Hard way (also known as the way I did it):
Other supplies: pliers (depending on your table legs), drill, 5/16" ceramic bit, wood saw (optional to trim down table legs), hacksaw
Next, clean any dust and dirt off the plates and table legs and spraypaint them all white. Do several light coats of paint.
Then, working on one plate at a time, paint a thin layer of Mod Podge onto the bottoms of the plates. That will help hold the fabric in place as you brush more Mod Podge on top of the fabric to permanently hold it down. I found it easiest to 1. Brush Mod Podge on the fabric around the bottom of the plate 2. Mod Podge the sides 3. Add any pleats if necessary to keep the fabric from wrinkling 4. Trim off any excess fabric.
When the bottoms of the plates have dried, flip them over and do the same process on top. For the top two plates 1. Brush the plate with Mod Podge first then place the fabric on top 2. Brush Mod Podge on top of the bottom of the plate 3. Work your way up the sides 4. Trim any excess fabric.
For the bottom plate 1. Brush the bottom of the plate with Mod Podge 2. Position strips of fabric touching but not overlapping 3. Brush on a heavy coat of Mod Podge so you don't disturb the edges of the fabric and cause them to fray 4. Use an x-acto to trim excess fabric.
Adding the border to all 3 plates was done the same way just with different widths of fabric. 1. Use a brush to put a line of Mod Podge around the edge of the plate. 2. Attach the fabric. You can choose to fold under the edges or leave the raw edges. I tried both and both ways worked. 3. Mod Podge around the edge of the plate in sections, adding pleats as you go to allow the fabric to lay flat. 4. Cover the edges of the border and inside the pleats with several coats of Mod Podge, allowing it to dry between layers.

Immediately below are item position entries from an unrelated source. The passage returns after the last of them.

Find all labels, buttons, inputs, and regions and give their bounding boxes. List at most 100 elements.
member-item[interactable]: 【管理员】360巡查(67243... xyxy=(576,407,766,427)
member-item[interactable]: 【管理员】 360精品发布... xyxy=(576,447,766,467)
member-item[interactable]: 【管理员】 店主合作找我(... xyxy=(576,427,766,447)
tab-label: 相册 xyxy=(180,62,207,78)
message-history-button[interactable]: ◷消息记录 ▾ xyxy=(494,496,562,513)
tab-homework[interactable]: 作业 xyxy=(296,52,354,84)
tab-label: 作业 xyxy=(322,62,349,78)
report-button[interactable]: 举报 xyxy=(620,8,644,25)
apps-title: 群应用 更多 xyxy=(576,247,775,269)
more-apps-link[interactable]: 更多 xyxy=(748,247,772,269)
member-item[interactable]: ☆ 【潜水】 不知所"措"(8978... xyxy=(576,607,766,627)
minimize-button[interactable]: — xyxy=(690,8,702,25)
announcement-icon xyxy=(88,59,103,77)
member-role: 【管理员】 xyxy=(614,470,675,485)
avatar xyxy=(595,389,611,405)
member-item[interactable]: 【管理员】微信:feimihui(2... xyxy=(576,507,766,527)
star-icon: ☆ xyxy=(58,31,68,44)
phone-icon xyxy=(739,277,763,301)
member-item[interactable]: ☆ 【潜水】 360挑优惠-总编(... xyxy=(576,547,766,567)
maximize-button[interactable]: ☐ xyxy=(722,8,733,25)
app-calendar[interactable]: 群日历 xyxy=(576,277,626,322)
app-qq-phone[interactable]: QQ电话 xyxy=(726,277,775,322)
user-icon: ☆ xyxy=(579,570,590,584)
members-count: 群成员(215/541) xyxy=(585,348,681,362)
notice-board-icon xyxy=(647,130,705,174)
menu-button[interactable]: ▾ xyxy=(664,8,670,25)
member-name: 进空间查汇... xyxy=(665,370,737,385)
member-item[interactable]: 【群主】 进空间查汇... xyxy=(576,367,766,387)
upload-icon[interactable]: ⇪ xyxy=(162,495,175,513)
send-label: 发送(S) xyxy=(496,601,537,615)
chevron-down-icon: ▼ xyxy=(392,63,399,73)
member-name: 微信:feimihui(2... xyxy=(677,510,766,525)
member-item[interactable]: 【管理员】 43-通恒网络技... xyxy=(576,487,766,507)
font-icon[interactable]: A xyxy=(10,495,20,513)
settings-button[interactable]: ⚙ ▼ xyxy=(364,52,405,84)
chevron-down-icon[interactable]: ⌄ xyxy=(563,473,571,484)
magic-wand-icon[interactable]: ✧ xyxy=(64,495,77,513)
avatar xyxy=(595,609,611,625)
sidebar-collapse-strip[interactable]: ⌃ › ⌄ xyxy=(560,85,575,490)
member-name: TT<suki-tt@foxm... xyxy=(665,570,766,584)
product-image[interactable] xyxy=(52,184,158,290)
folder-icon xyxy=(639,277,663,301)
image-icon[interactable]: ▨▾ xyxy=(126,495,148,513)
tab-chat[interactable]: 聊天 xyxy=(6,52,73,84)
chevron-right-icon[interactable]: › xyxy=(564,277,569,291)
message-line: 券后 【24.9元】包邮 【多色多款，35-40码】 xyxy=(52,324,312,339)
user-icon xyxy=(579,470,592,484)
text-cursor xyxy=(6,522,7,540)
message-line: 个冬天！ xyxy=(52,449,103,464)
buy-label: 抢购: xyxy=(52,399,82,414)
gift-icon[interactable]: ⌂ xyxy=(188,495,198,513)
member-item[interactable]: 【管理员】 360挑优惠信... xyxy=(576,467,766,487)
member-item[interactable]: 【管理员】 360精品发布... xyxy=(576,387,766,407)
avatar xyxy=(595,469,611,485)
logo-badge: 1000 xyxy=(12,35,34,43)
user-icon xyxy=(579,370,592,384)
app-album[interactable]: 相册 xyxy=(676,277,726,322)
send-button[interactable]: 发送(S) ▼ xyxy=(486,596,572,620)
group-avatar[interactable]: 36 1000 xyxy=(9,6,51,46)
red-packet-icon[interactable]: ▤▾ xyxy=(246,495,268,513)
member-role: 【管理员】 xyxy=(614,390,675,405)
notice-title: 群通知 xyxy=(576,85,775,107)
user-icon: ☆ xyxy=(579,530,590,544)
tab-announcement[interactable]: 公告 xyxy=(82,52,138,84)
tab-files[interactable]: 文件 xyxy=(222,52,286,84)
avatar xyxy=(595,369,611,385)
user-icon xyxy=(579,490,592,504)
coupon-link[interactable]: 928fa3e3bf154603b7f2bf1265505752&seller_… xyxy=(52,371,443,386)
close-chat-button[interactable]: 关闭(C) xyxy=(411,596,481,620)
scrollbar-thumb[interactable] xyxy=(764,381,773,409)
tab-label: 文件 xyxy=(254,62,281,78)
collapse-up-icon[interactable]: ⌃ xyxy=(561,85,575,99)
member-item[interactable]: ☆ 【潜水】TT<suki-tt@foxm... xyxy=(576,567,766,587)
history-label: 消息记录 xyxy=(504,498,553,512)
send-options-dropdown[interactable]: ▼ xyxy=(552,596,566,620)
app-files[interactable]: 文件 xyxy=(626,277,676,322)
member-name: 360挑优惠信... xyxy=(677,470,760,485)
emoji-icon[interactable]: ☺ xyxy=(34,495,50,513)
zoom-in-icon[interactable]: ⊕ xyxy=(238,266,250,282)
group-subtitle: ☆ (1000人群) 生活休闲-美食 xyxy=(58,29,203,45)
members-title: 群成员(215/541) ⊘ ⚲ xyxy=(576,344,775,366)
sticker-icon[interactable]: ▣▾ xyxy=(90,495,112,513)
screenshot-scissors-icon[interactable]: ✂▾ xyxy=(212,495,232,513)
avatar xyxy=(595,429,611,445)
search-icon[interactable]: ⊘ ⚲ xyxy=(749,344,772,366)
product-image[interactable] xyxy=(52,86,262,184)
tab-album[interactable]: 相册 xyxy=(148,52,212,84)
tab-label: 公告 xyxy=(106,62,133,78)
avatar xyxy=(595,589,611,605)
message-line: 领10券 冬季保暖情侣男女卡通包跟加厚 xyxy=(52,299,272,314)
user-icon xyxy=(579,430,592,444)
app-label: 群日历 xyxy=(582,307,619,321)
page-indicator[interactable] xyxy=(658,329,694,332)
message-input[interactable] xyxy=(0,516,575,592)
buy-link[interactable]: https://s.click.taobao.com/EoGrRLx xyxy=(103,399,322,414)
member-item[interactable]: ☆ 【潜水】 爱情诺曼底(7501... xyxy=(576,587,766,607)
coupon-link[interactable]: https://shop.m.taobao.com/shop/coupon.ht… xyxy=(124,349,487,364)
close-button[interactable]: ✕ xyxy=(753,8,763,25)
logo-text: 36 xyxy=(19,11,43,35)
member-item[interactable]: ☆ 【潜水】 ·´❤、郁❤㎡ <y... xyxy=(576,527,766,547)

Once all your Mod Podge has dried 1. Use white Puffy Paint to add a circle of little white dots just inside the fabric border of each plate and let that dry. 2. Cut the inside of rubber washer so it fits around the T nut. 3. Use an x-acto knife to cut an X over the hole you drilled in the top and bottom layers of the fabric on each plate then put the all thread through the bottom plate and screw the bolt onto the bottom side of the plate Then (not pictured) affix the rubber feet to the bottom of the plate. If necessary, stack up two rubber feet to raise the plate high enough that the bolt isn't touching the table top. 4. Stack everything up to the top plate then mark the all thread 1/2" above the top of that plate. Remove it and use a hacksaw to cut it. Then stack everything back up again and screw the ball you prepared in step 2 of this segment on top. Once the ball is tightened everything should be very sturdy.
Now stand back and admire your work! The outdoor Mod Podge is wipeable and water resistant so with a thick enough layer covering the fabric this should hold up well to food serving. Both the Mod Podge and puffy paint are non-toxic.